Most of these positions were reflected in the waves of Jewish immigration to Israel. Orthodox and Ultra-Orthodox Jews (referred to in Hebrew as "Haredim") formed the so-called Old Yishuv in the four holy cities as noted above. In the pre-state period, Russian Socialist-Zionist pioneers, for whom Judaism was a national-cultural identity as opposed to a religious one, played the formative role in creating the foundations of modern Israeli society. Modern orthodox Jews (in Hebrew - "Datiim") came to settle in Israel, both before and after the establishment of the state. The large influx of Jews from oriental communities brought Jews who, for the most part, still lived in a traditional social and religious environment which included religious observance and practice. While many of these took on much of the secular lifestyle of the Israeli majority, others continued to be religiously observant Jews, while still others were attracted to Ultra-Orthodox groups. Immigrants from North America and other diaspora communities have brought with them the trends of Reform and Conservative Judaism (known in Israel as Progressive and Traditional - "Masorati" - Judaism respectively).
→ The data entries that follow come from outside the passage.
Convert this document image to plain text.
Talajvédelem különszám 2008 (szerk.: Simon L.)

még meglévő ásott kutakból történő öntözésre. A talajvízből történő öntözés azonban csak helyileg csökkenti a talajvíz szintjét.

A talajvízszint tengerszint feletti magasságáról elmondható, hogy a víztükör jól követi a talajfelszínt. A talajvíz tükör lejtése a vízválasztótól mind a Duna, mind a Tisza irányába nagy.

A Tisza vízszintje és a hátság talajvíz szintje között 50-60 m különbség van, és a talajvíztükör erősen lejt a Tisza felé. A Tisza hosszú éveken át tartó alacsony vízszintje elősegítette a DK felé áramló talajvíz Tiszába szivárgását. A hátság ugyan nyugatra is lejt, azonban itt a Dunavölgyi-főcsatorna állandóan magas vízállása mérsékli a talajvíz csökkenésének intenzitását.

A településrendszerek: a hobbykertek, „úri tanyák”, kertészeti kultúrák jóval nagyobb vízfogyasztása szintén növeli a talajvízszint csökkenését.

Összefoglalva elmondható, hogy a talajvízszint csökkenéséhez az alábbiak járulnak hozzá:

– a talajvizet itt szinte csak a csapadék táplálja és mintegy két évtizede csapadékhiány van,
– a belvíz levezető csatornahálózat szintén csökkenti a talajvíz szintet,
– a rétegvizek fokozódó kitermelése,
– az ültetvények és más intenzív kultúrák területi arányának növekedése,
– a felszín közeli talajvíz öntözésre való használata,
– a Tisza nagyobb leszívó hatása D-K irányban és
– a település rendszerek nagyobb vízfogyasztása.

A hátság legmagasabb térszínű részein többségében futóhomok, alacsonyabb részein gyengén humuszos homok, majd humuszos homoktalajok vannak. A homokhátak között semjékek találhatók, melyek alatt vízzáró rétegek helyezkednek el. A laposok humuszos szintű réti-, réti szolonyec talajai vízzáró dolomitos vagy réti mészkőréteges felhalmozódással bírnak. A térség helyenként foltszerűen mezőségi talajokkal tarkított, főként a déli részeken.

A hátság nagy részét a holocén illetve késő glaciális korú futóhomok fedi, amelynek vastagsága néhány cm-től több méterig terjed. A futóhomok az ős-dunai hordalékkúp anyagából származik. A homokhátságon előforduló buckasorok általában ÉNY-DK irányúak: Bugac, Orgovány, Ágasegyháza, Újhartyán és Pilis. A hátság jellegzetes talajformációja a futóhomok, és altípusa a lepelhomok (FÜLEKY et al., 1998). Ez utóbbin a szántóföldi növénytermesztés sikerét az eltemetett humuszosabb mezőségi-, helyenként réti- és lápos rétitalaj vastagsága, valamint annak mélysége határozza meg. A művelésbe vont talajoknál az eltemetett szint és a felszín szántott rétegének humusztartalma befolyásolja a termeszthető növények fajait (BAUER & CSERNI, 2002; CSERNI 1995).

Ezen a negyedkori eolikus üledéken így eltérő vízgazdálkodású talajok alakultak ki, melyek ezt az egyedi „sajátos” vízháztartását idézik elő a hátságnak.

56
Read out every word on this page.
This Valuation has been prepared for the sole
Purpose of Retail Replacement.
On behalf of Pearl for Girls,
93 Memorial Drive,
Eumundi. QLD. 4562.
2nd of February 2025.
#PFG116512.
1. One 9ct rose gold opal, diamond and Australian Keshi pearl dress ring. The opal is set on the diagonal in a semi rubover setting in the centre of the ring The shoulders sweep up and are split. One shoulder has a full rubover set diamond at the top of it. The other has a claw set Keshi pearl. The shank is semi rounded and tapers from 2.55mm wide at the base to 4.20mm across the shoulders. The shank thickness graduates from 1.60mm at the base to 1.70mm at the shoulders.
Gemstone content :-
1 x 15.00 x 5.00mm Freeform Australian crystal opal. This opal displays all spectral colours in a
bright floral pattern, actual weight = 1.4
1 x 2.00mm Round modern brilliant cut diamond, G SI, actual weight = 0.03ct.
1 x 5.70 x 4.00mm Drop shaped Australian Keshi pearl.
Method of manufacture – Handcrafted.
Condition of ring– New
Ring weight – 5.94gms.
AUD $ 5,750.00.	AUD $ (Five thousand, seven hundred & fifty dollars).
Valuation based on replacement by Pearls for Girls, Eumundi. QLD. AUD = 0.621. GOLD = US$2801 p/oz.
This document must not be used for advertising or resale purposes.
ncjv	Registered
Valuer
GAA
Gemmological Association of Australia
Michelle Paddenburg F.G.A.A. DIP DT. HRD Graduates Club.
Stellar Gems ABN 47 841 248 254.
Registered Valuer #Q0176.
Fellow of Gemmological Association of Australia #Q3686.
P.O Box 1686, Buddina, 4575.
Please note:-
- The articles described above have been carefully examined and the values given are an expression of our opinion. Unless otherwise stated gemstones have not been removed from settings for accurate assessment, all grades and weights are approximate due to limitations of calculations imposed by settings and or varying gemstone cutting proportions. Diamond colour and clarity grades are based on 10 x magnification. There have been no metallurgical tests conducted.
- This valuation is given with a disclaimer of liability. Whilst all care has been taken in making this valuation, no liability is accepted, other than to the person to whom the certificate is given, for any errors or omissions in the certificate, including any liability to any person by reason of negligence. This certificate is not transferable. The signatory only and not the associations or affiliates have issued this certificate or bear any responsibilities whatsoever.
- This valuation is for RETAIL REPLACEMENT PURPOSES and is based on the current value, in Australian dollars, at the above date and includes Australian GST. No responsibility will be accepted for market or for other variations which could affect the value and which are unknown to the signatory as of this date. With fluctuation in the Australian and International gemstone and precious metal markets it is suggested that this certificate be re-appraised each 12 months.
It is rather difficult to determine the exact number of each Jewish religious group or even the proportion of observant and non-observant Jews. Most Jews in Israel maintain some form of tradition, be it Sabbath candle lighting, observance of at least certain dietary laws or holiday traditions. An estimate that 20% of Israeli Jews are religiously observant (ie. keep at least Sabbath and dietary laws) is probably not far off the mark. There are considerable variations in the percentages of Israeli Jews affiliating with orthodox or ultra-orthodox institutions such as schools, health funds or religious political parties. Certain cities (Jerusalem, Bene Beraq) have a much higher religiously observant population than do others. Orthodox and ultra-orthodox Jews often have specific religious demands,usually in regard to public compliance with Jewish law. (We will be studying this issue in class 5).
In addition to the usual subgroups of a population, groups defined by gender, income, geographical dispersion, professional distribution, age, etc. - Israeli society is comprised of groups of people with different and sometimes clashing values and world views. They have different opinions about the nature and future of Israeli society which are voiced in the public debate over the relationship of religion and state, the status of Arabs, the future of the territories and the status of women, to name only a few issues. Israeli social, economic and foreign policy makers must constantly take these various and vying opinions into account. It is these groups, these opinions and these issues that we shall examine in the remainder of our course.
Questions for Discussion:
- What factors unite and what factors separate the various groups which together comprise Israeli society?
- On what basis is it possible to unite the largest number of Israelis?